The disposition now made of the case is that, unless the defendant withdraws its objections to all the interrogatories by answering to such as it is herein indicated'it is proper for it to make answer, plaintiff is granted leave to amend the interrogatories filed by reframing them in accordance herewith.

[2] This brings us to the answers to interrogatories 1 to 12. The criticism directed to the answers to 1 and 2 is well founded; as to 4, 6, and 12 we do not feel any call upon us at this time to express an opinion upon a question as to which two well qualified experts differ. The quoted phrase does, however, express a meaning. It may be that *473it does not express the same meaning to the expert as to the common mind and, possibly, to the expert mind may not express its meaning accurately and clearly and in that sense may be said to be meaningless. The question may, however, be answered. If the defendant is in doubt as to the meaning intended to be conveyed, or if the meaning does not certainly appear from the question itself, all needed protection in the answer can be provided by a restatement of the question so as to bring out clearly the meaning defendant understands the question to have. The answer following 7 is also open to the criticism directed against it, as also are answers 9 and 10.
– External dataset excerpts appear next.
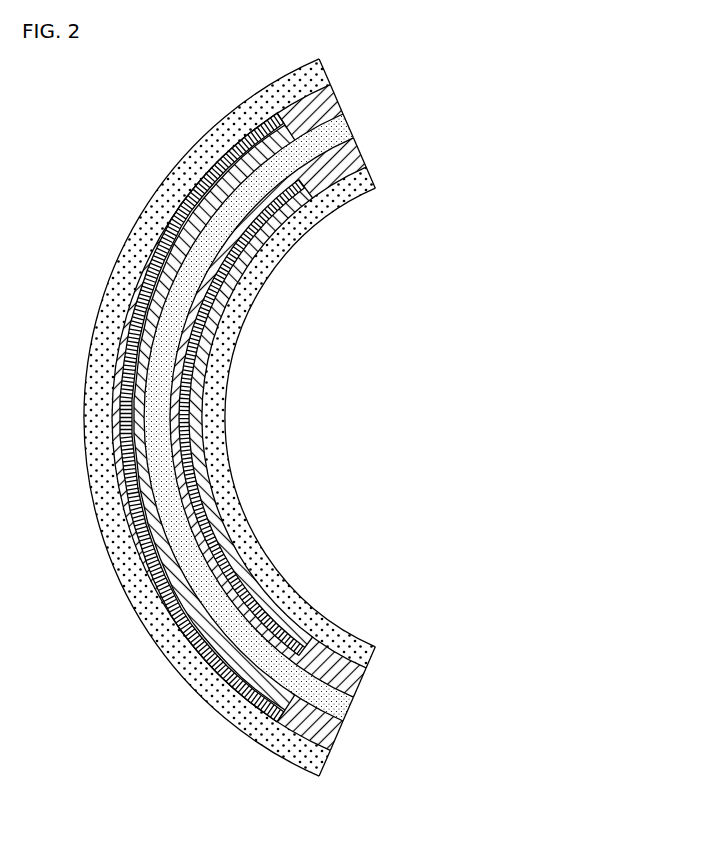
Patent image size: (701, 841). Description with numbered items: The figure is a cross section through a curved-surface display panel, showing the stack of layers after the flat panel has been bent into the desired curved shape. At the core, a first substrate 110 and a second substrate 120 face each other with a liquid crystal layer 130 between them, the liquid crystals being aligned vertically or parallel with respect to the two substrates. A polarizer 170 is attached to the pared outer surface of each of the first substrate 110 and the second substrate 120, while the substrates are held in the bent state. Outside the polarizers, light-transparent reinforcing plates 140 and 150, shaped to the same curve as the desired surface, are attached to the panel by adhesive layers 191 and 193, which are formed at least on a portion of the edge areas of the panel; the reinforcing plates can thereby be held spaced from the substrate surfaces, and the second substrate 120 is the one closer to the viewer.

The first substrate 110 is at (357, 682).
The second substrate 120 is at (340, 737).
The liquid crystal layer 130 is at (352, 709).
The reinforcing plate 140 is at (372, 657).
The reinforcing plate 150 is at (323, 760).
The polarizer 170 is at (217, 552).
The adhesive layer 191 is at (197, 385).
The adhesive layer 193 is at (140, 258).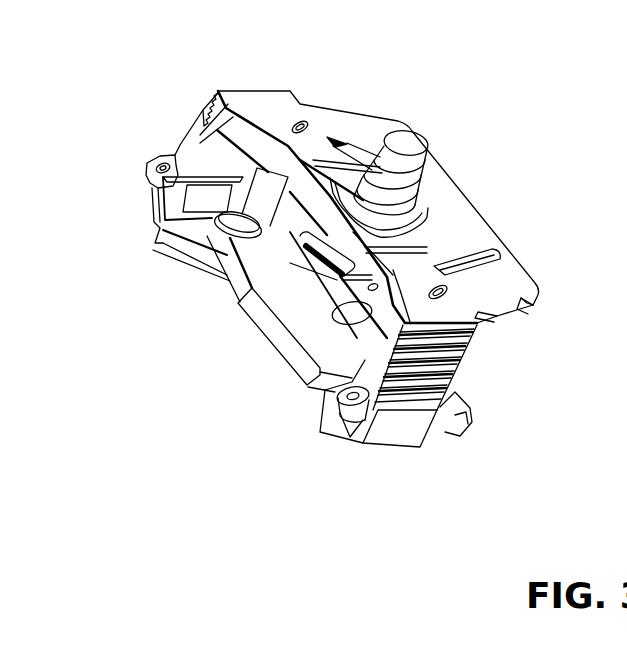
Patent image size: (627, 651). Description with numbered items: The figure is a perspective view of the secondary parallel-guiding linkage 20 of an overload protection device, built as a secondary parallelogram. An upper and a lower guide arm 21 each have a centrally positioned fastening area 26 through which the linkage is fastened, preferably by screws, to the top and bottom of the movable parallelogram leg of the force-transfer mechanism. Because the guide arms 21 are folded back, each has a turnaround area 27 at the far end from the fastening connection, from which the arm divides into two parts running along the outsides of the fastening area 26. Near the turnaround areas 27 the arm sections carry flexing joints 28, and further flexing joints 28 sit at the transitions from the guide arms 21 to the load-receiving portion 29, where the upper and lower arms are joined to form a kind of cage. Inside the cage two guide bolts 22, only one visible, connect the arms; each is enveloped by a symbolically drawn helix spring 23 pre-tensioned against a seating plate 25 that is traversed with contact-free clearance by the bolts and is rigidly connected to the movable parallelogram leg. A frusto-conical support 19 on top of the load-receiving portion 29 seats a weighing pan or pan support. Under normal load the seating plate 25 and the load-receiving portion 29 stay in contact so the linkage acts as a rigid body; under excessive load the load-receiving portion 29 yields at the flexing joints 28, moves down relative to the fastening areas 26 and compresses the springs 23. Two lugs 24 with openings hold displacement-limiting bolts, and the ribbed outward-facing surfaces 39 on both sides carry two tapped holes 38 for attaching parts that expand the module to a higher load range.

The frusto-conical support 19 is at (413, 144).
The secondary parallel-guiding linkage 20 is at (179, 80).
The guide arm 21 is at (345, 120).
The guide bolt 22 is at (255, 193).
The helix spring 23 is at (230, 238).
The lug 24 is at (151, 182).
The seating plate 25 is at (307, 307).
The fastening area 26 is at (443, 212).
The turnaround area 27 is at (399, 119).
The flexing joint 28 is at (330, 137).
The load-receiving portion 29 is at (302, 143).
The tapped hole 38 is at (358, 383).
The outward-facing surface 39 is at (208, 107).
[3] Defendant is right in its contention that it cannot be required through the guise of interrogatories to construe a patent claim or to admit or deny infringement as a legal conclusion. Aside from either of these things, however, there are facts upon which this legal conclusion is based. Wise tactics in the trial of a case impels the admission of facts not in controversy. Sometimes the admission is deferred until after the opposing side has made proof of them. We observe again that rule 58 was framed to afford an opportunity to obtain this admission in advance of trial and save the necessity of proving that which is only formally and not really in controversy.

The defendant is required to answer over to the interrogatories indicated.